Melbourne Cambridge Conversation on urban poor and global city aspirations in Middle Eastern cities

Middle eastern scenes

Japanese Room, Level 4, Glyn Davis Building, University of Melbourne, or attend online.

ABP Research Seminar Series 2022: Melbourne Cambridge Conversation on urban poor and global city aspirations in Middle Eastern cities

This seminar series covers two seemingly contrasting but interrelated aspects of contemporary cities in the Middle East: the urban poor and global city aspirations. The first two talks reflect on the experience of the urban poor. While the first one offers a gender perspective on an informal settlement in Karaj, Iran, the second talk presents an ethnography of the urban poor’s interpretation of property rights in a gated community in Cairo, Egypt. In contrast, the third talk presents an elite ethnography of ‘global cities’ interpretations in Dubai.

Presentation 1 - Sombol Mokhles

Women’s personal mobility patterns and social infrastructure in informal settlements in Iran

The impact of different places on women’s mobility and social has not been much explored in the context of informal settlements in Iran, where they face many restrictions due to socio-cultural norms. Using a qualitative approach, this research investigates how different geographies of place affect women’s practices for social interaction and physical activity. Focusing on an informal settlement in Iran, this research shows that unlike mainly western studies that emphasise the benefit of parks, in this case women’s social life flourished on streets and in private and semi-private everyday places such as shops, areas around houses, and workplaces. The results show a considerable difference in the impact of different urban fabrics on women’s practices.

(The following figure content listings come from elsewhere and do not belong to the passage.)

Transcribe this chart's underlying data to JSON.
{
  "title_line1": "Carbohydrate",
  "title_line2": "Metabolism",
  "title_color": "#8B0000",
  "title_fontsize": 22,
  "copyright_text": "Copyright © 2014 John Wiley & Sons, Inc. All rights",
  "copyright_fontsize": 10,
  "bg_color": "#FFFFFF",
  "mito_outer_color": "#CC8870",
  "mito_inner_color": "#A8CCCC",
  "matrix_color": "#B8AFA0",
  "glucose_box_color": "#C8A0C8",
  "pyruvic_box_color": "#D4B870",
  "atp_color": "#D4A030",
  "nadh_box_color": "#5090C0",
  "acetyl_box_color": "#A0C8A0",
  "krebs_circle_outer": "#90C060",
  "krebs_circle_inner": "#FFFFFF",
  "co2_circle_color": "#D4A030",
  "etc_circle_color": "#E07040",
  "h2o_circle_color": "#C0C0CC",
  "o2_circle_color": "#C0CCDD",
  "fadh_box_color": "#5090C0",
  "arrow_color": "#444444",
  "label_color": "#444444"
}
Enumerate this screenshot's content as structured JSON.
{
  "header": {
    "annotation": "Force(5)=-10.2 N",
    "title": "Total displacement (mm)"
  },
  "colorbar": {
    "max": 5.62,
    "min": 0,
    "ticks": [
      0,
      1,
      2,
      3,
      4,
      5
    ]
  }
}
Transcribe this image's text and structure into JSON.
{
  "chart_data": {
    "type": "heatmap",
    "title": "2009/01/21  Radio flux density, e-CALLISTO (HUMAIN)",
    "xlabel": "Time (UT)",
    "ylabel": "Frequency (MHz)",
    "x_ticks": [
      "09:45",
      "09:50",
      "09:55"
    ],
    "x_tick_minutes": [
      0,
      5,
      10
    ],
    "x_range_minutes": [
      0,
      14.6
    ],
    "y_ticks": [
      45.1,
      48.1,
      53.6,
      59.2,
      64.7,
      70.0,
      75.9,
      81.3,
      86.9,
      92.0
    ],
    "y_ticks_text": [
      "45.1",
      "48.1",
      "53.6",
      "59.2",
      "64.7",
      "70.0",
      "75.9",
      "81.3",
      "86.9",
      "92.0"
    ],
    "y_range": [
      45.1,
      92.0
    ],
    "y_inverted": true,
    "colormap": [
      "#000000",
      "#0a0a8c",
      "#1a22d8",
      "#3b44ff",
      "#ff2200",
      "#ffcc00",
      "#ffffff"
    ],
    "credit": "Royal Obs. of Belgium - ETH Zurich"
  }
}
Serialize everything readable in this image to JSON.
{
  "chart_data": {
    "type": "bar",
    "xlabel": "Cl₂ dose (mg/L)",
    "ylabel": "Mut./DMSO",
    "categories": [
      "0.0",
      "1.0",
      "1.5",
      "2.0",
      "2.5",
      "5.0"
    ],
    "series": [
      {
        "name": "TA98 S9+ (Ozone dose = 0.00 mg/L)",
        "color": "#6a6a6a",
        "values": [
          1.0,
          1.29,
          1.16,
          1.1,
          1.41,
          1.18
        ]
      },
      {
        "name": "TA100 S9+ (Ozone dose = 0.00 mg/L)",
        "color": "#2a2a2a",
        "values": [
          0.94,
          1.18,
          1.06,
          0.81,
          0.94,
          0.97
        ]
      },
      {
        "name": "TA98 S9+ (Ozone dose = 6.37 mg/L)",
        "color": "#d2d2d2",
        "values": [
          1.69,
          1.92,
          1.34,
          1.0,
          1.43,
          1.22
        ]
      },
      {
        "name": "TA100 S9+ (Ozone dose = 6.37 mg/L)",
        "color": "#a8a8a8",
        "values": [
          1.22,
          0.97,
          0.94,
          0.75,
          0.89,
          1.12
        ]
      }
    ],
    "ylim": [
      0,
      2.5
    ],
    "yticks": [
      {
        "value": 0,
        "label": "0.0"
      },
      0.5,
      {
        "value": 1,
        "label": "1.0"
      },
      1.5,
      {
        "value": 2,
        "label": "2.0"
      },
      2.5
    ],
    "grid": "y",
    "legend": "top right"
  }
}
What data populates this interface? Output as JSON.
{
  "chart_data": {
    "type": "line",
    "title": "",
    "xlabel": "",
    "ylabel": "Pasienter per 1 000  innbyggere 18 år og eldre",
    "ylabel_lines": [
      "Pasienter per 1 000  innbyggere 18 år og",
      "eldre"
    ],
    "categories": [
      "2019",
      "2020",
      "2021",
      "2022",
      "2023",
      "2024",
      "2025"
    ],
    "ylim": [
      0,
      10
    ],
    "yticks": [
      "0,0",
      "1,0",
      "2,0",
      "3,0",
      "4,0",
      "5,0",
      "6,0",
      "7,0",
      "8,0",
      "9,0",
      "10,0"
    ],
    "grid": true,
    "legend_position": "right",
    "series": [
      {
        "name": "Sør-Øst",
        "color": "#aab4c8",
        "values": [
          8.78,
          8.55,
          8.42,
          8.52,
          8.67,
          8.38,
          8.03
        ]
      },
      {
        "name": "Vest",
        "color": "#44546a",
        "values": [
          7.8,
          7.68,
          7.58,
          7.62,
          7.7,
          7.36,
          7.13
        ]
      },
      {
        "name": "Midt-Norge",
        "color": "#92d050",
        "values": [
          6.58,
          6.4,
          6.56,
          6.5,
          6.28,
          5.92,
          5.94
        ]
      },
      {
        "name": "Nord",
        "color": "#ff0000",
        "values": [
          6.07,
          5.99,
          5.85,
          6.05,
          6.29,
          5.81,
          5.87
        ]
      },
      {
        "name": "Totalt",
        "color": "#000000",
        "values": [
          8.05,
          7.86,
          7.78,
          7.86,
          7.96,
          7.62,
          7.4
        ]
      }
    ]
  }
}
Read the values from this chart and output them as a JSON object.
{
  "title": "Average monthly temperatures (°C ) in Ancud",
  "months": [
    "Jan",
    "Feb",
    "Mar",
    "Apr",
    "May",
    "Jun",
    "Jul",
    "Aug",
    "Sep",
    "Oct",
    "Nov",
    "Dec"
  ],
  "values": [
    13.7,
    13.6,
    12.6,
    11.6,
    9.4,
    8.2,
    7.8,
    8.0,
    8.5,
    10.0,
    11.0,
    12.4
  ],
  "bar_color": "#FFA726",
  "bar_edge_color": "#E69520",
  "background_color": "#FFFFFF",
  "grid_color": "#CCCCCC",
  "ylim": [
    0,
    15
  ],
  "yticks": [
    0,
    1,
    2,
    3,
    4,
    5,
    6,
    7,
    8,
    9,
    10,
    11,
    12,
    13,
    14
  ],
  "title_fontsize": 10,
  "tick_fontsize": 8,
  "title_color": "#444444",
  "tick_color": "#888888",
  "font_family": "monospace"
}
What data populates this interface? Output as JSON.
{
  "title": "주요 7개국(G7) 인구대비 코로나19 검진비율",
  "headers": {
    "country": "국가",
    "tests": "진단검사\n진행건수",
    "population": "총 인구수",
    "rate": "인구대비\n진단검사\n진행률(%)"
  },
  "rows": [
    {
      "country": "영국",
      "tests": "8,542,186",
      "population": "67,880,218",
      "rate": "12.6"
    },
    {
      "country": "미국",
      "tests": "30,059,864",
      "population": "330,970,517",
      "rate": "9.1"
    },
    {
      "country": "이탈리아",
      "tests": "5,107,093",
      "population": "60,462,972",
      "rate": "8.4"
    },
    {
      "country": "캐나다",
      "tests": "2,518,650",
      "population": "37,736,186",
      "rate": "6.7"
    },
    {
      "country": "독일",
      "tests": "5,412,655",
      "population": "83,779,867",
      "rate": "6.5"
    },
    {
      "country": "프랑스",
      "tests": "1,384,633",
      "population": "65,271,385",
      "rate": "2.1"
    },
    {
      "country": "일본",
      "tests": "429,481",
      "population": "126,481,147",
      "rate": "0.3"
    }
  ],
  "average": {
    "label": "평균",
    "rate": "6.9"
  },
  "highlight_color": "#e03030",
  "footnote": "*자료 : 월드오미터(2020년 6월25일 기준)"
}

Presentation 2 - Assistant Professor Nicholas Simcik Arese

Sayi‘: Cairo’s Urban Outlaw as Property Rights Experimentalist

In a gated community on the outskirts of Cairo, a group of former slum-dwellers invade 500 hundred homes, build a bustling street market, and use rights language to organize and protect their occupation. However, to navigate the intricacies of private covenants and policing, amidst extreme hostility from a housing corporation and homeowners, squatter leaders must reframe the notion of property rights all together. In doing so, they proudly appropriate the sharpest insult that homeowners use against slum-dwellers: sayi‘, an Egyptian term meaning ‘lazy, immoral bum.’

Based on 16-months of participant-observation with the occupiers, research shows how they re-fashion the sayi‘ as an ‘honourable outlaw,’ a figure that is enchanted by the prospect of dispossession, cultivating a near-alchemical power to experiment with property ownership for the common good. In practice, the sayi‘ inverts the common law notion of ‘property as a bundle of rights,’ instead imagining ‘rights as a bundle of properties’ to enact a duty-based system of micro-property rights that can be easily parsed, blended, and brokered.

Presentation 3 - Professor Michele Acuto

What we speak of when we speak of ‘global cities’ in Dubai: an elite ethnography.

Dubai has been much discussed as a meteoric rise in the echelon of ‘global cities’ and an equally contested paradigm of deeply unequal urban development. Drawing on a comparative study of how the ‘global city’ is interpreted by urban development elites, this short research brief offers a snapshot of how global urbanism plays out in the Emirate and how it could be better attuned to a cosmopolitan imagination

Moderator

Dr Julie Tian Miao is an Associate Professor at the University of Melbourne. Her research focuses on the ‘intrapreneurial state’ and ‘innovation-space’, which explore the interfaces between planning, property, governance, innovation and the knowledge economy. She has published over sixty research outcomes on these themes from multidisciplinary approaches.

This event is part of the ABP Global South Research Seminar Series.